Wednesday, July 14, 2010

Pain From Loss

My first experience of loss occurred when I was in grade school. We had just moved from Davenport to East Moline. My school in East Moline was Hillcrest School. Moving was both exciting and scary. I had enjoyed my school time at Jefferson School in Davenport, but now I was going to be going to a new school where I was an unknown, where the social groups were already set. I think I took that move harder than I admitted to myself at the time.

The first person I encountered at my new school was the secretary. Time has cost me the memory of her name - was it Shirley? -  and that saddens me greatly. She offered a warm welcome and the boost that I needed to start finding some excitement again.

Within a year she was dead.

I remember the visitation that children in our school went to, at a church in downtown Rock Island. I remember the day as being ,cloudy,  threatening. Maybe that was just my mood. One of the brighter lights to that point in my life was gone.

Some years later I lost an aunt to heart disease. She was too young.

When I was 31 we lost our dad. He had two heart attacks within a month. When I am asked by a doctor if there's a history of heart disease in my family I answer, "Do you have a while?" When I was 43 we lost our mom. When Cindy was almost 31 she lost her dad. Just within the last couple of years Cindy's mom passed away.

We have lost more than one nephew under horrible circumstances.

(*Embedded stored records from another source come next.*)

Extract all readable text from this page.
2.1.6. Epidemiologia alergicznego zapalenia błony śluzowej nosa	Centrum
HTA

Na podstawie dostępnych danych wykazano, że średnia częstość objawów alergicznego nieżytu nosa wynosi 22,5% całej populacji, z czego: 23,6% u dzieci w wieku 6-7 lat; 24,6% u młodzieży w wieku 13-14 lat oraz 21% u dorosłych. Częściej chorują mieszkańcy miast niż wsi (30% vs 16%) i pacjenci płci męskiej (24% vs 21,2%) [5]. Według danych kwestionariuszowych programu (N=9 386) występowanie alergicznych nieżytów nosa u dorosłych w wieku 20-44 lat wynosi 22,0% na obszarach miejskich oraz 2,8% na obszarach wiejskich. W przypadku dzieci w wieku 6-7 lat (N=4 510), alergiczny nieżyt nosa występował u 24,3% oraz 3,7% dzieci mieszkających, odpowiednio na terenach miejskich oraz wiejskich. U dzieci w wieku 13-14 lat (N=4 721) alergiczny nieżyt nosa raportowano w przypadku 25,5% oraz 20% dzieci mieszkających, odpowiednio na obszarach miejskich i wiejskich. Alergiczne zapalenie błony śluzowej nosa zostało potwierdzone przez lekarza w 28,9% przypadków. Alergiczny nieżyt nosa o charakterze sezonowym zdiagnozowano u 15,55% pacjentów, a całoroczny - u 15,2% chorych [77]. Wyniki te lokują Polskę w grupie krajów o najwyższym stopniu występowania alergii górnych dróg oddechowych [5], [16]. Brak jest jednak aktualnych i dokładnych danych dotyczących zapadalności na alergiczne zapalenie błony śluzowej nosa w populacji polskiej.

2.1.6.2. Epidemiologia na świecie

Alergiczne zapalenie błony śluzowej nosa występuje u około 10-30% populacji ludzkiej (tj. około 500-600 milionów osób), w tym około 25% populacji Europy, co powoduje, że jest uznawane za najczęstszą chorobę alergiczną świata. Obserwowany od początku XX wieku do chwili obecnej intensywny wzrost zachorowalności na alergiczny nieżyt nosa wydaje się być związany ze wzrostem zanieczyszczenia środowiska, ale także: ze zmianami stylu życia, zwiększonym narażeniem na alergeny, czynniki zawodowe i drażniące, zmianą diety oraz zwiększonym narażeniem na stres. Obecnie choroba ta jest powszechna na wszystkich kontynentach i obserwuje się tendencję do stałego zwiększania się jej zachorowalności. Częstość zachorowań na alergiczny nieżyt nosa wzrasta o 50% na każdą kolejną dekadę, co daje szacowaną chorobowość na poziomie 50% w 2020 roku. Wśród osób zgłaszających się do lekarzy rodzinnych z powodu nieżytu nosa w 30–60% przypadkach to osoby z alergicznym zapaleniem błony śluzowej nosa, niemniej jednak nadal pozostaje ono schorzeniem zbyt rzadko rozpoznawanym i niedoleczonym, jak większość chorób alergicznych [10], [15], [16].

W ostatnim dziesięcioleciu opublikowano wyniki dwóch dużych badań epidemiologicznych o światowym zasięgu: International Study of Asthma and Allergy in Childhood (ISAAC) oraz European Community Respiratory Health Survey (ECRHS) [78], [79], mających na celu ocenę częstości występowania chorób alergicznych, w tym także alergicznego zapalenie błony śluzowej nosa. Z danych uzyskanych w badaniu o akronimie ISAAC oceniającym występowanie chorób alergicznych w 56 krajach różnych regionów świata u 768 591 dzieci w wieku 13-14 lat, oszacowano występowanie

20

Every one of these people were Mom - Dad - Grandma - Grandpa - Aunt - Son - Brother - Cousin - family - loved. The loss of every one of them caused unspeakable pain, a pain that seems like it will go on forever. Some time ago, a dear friend from work and I found ourselves experiencing family losses. The timing was eerie. I would lose someone, then within a month or so she would lose someone. Then she would lose someone else and, within a month, I'd lose someone else. It wasn't just the timing that was weird. It was that the relatives we lost were the same relatives: she lost a nephew, then I lost a nephew. She lost a mother-in-law, then I lost a mother-in-law. . .We went through about three exchanges like that. She and I agreed that we were funeralled out. No more! We promised each other!

It didn't work. My thinking about the subject of loss was triggered by the death of a sister-in-law, my wife's second-oldest sister, early Tuesday morning. She was only 62. It was sudden and unexpected, a complete shock. I can't say I knew her well. By the time Cindy and I married she was already married and had been living in Washington state for some years, but Cindy and the younger sisters looked up to her. In a family of 13 kids, she was the (rare!) quiet one, but she had her way of making her presence known. She was a mom to ten, one of whom has passed away. The other nine are all solid, responsible citizens. This loss hurts my wife far more than it hurts me. But it does hurt as the loss of any good person should hurt. Great wife to Bob, great mom to all her kids, great human being, a person who lived by her faith and found meaning in it. You can't ask more than that.

So, again, we experience the pain of loss. I've been through this enough times to know how this works. At first, the numbness, the shock. Then, the pain that becomes nearly unbearable, and seems endless. Someone, trying to be helpful, will say, "I know how you feel." No, no you don't. "God must have wanted another angel, so God took. . ." What kind of God do you believe in? I want no part of such a God! But then there's the true friend, the one that knows that what's really needed is for them to be there. Not to say anything - just be there. The touch of that hand means more than volumes of words.

Over time the pain does ease, and eventually you stop thinking about this person constantly. But, the agony never completely goes away. Some occasion will come up - a holiday will trigger a memory, a birthday will remind you, an anniversary brings back THAT day - and the pain is as bad as ever. It's hard to know this when you're in the middle of it, but over time the recurrences of the pain will become less frequent, the incidents will be milder. You may find your faith and your belief in the next life is renewed and more real than ever before. And, you can get to the point that, while there is pain, you can celebrate this person. The joy of having had the privilege of knowing them overrides the pain of losing them. And, hope refreshes. But, you never, ever forget, and that's good. We're human. We have memory.

As always, I'd love your thoughts. Thanks for hanging out for a few.